Weekend update

Congress returns to Washington this week to address the Medicare Part B payment fix issue and the Ukraine according to the Hill’s Floor Action blog. The Floor Action blog recaps the FEHBlog’s expectation:

Earlier this month, House Republicans tried to permanently kill the SGR formula in a bill that would also delay the individual mandate under ObamaCare for five years. The House passed that bill with 12 Democrats, but it’s seen as a dead letter in the Senate, and the Obama administration has threatened to veto it.  That means Congress has little choice but to agree on some short-term patch once again this week. The House seems likely to pass it by the middle of the week, and the Senate is likely to follow through soon afterwards.

The FEHBlog being an old guy reads two newspapers everyday. He reads the Wall Street Journal for international and national news and the Washington Post for federal employee news, local news, and local sports. (Also the New York Times on Sunday for old time sake.) The FEHBlog also gets a charge out of reading the Washington Post’s massive reports on the front page of the Sunday paper. Today’s deep dives concerned GWU’s admissions process and OPM’s retirement claim processing service located in a limestone mine in Boyers, PA (rented as it turns out by the Iron Mountain document storage company) — the “Sinkhole of Bureaucracy.”  The Post shellaced OPM for continuing to process retirement claims on paper. But as the article as points out, the root problem is a hideously complex retirement systems (two systems actually). The Post notes the the State of Texas can process a state employee retirement claim in two days. Congress should consider modelling the federal system on Texas if it wants to solve this problem instead pushing OPM to pound a square peg into a round hole.

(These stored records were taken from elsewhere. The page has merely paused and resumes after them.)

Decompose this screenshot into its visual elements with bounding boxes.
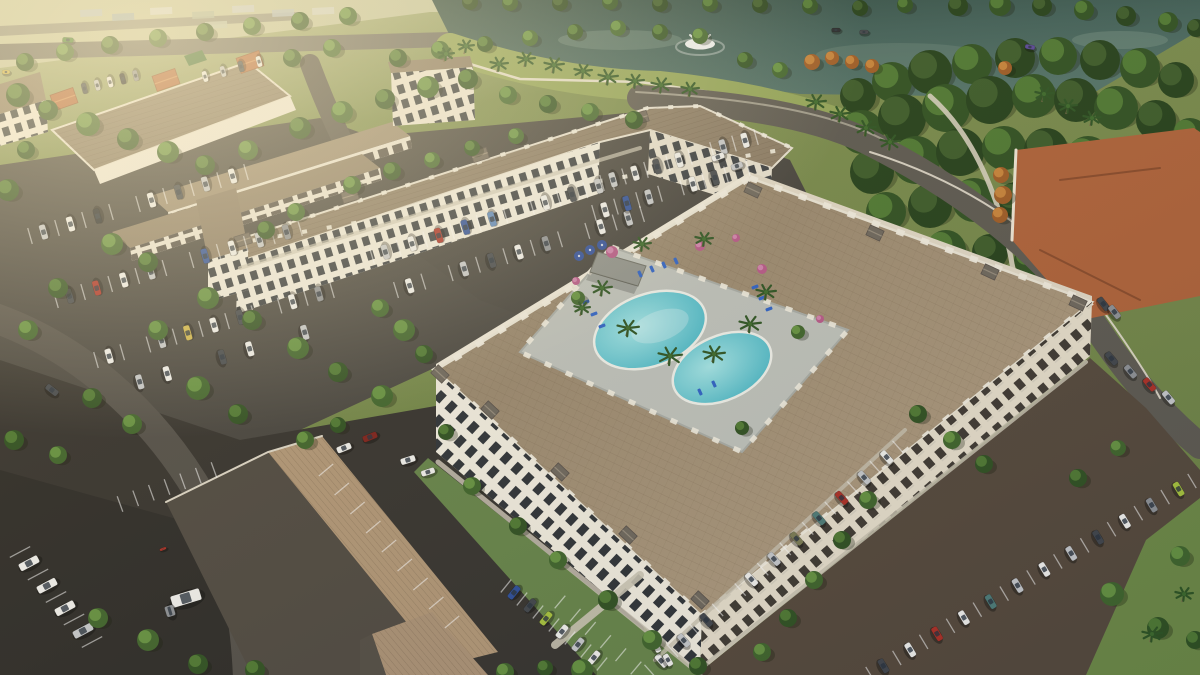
aerial-rendering-svg bbox=[0, 0, 1200, 675]
warm-tint bbox=[0, 0, 1200, 675]
screenshot-root bbox=[0, 0, 1200, 675]
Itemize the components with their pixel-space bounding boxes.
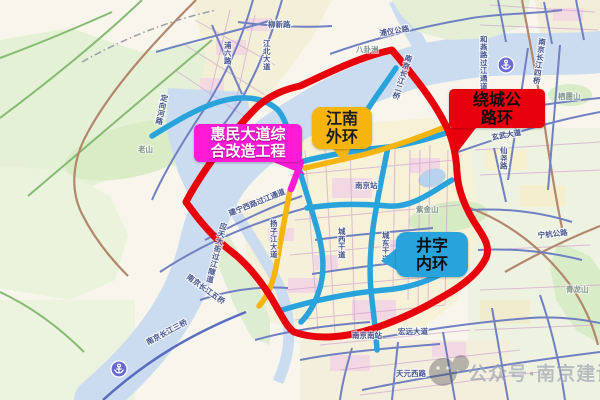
callout-jingzi-line2: 内环 — [416, 255, 448, 273]
area-label-qinglongshan: 青龙山 — [566, 284, 589, 294]
callout-ring-expressway: 绕城公 路环 — [449, 89, 545, 128]
map-canvas: 柳新路 浦六路 江北大道 定向河路 老山 浦仪公路 八卦洲 南京长江二桥 和燕路… — [0, 0, 600, 400]
road-label-xianyao-road: 仙尧路 — [500, 145, 508, 171]
road-label-tianyuanxi-road: 天元西路 — [396, 368, 426, 378]
road-label-hongyuan-avenue: 宏远大道 — [398, 326, 428, 336]
watermark-text: 公众号·南京建设 — [468, 362, 600, 385]
area-label-baguazhou: 八卦洲 — [355, 44, 379, 54]
road-label-yangzijiang-avenue: 扬子江大道 — [270, 218, 278, 259]
area-label-zijinshan: 紫金山 — [416, 204, 439, 214]
port-anchor-icon — [498, 57, 514, 73]
callout-jiangnan-outer-ring: 江南 外环 — [312, 107, 372, 149]
callout-huimin-avenue-project: 惠民大道综 合改造工程 — [194, 124, 302, 162]
road-label-liuxin-road: 柳新路 — [268, 19, 291, 29]
road-label-puliu-road: 浦六路 — [224, 40, 232, 66]
road-label-heyan-road-crossing: 和燕路过江通道 — [480, 34, 488, 91]
callout-huimin-line1: 惠民大道综 — [210, 126, 285, 143]
area-label-laoshan: 老山 — [137, 144, 153, 154]
callout-jingzi-line1: 井字 — [416, 237, 448, 255]
port-anchor-icon — [111, 361, 127, 377]
area-label-qixiashan: 栖霞山 — [558, 91, 581, 101]
station-label-nanjing-south-station: 南京南站 — [352, 330, 382, 340]
road-label-jiangbei-avenue: 江北大道 — [263, 38, 271, 71]
callout-huimin-line2: 合改造工程 — [210, 143, 285, 160]
callout-jingzi-inner-ring: 井字 内环 — [396, 232, 468, 277]
callout-jiangnan-line1: 江南 — [326, 110, 358, 128]
callout-jiangnan-line2: 外环 — [326, 128, 358, 146]
road-label-chengxi-expressway: 城西干道 — [338, 226, 346, 259]
nanjing-ring-roads-map: 柳新路 浦六路 江北大道 定向河路 老山 浦仪公路 八卦洲 南京长江二桥 和燕路… — [0, 0, 600, 400]
callout-raocheng-line1: 绕城公 — [473, 91, 521, 109]
station-label-nanjing-station: 南京站 — [355, 180, 378, 190]
callout-raocheng-line2: 路环 — [481, 109, 513, 127]
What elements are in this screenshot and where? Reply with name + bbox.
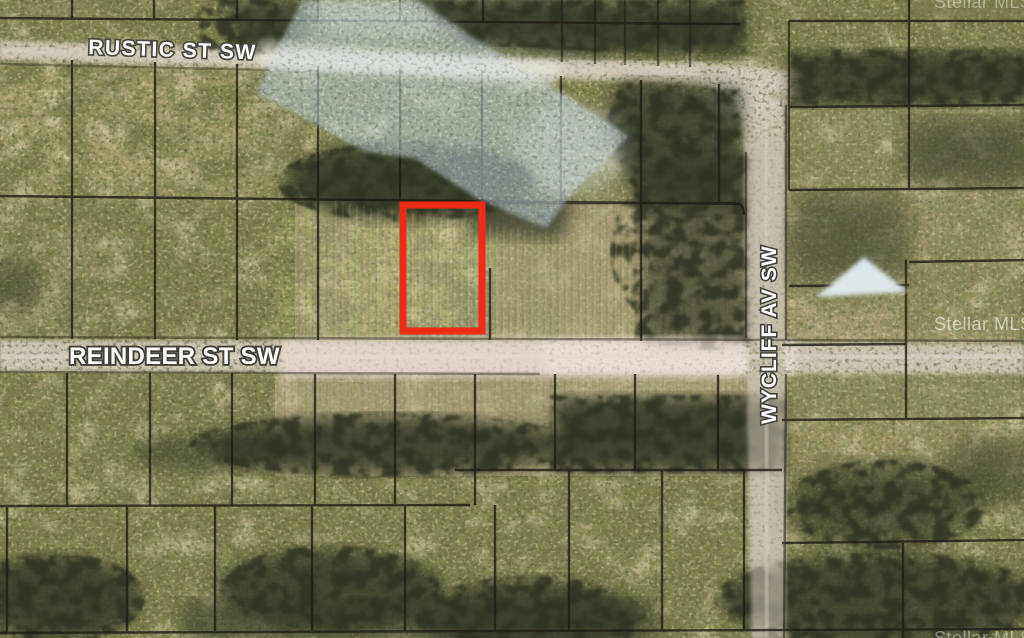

The FEHBlog did his own deeper dive on the AvMed breach of privacy class action settlement that he discussed in the most recent mid-week update. The class action stems from the theft of two AvMed laptops containing unencrypted protected health information. A National Law Review article reviewed the terms of the settlement as follows:

Under the agreement’s terms, AvMed will establish a $3 million fund to pay the following:
1.Class members whose personal information was actually on the stolen laptops, but who have not suffered identity theft, can receive $10 for each year they paid AvMed for health insurance coverage before the December 2009 incident, up to a maximum recovery of $30. This relief is intended to compensate class members for that portion of their premiums that plaintiffs contend AvMed should have devoted to adequate data protection protocols and procedures.  This group comprises the “Premium Overpayment Settlement Class.”
2.Those class members who actually suffered identity theft will be reimbursed for the amount of any proven monetary loss that is shown by that member to have occurred “more likely than not” as a result of the December 2009 breach. Members of this class may also claim under the Premium Overpayment Settlement Class.  The parties have allocated $250,000 to cover identity theft claims by this sub-class.
3.An incentive award of $10,000 to be split evenly among the two class representatives (for their efforts in serving as class representatives).
4.Attorneys’ fees and costs for the plaintiffs’ class attorneys, in the amount of $750,000.
5.The costs of sending notices to the settlement classes as well as all costs of settlement administration.

Emphasis added. The settlement thus does include a small per capita  payment to everyone affected by the breach to reimburse them for a portion of their premiums that should have been spent on protecting the informaiton. This Premium Overpayment Settlement Class” is eligible to receive tiny slivers of about two thirds of the settlement fund. Clearly the class action plaintiff attorneys were interested in establishing a precedent for this type of relief.  (This aspect of the settlement also allowed those attorneys to beef up the attorneys fee recovery tranche of the settlement fund.) The legal pendulum is swinging in a troubling direction for entities that hold protected health information. Take cover — e.g, purchase adequate cyber liability insurance, keep your risk assessment up to date, and encrypt protected health information held on a mobile device.

Finally, the FEHBlog also is looking forward to attending the big OPM AHIP FEHBP carrier conference later this week.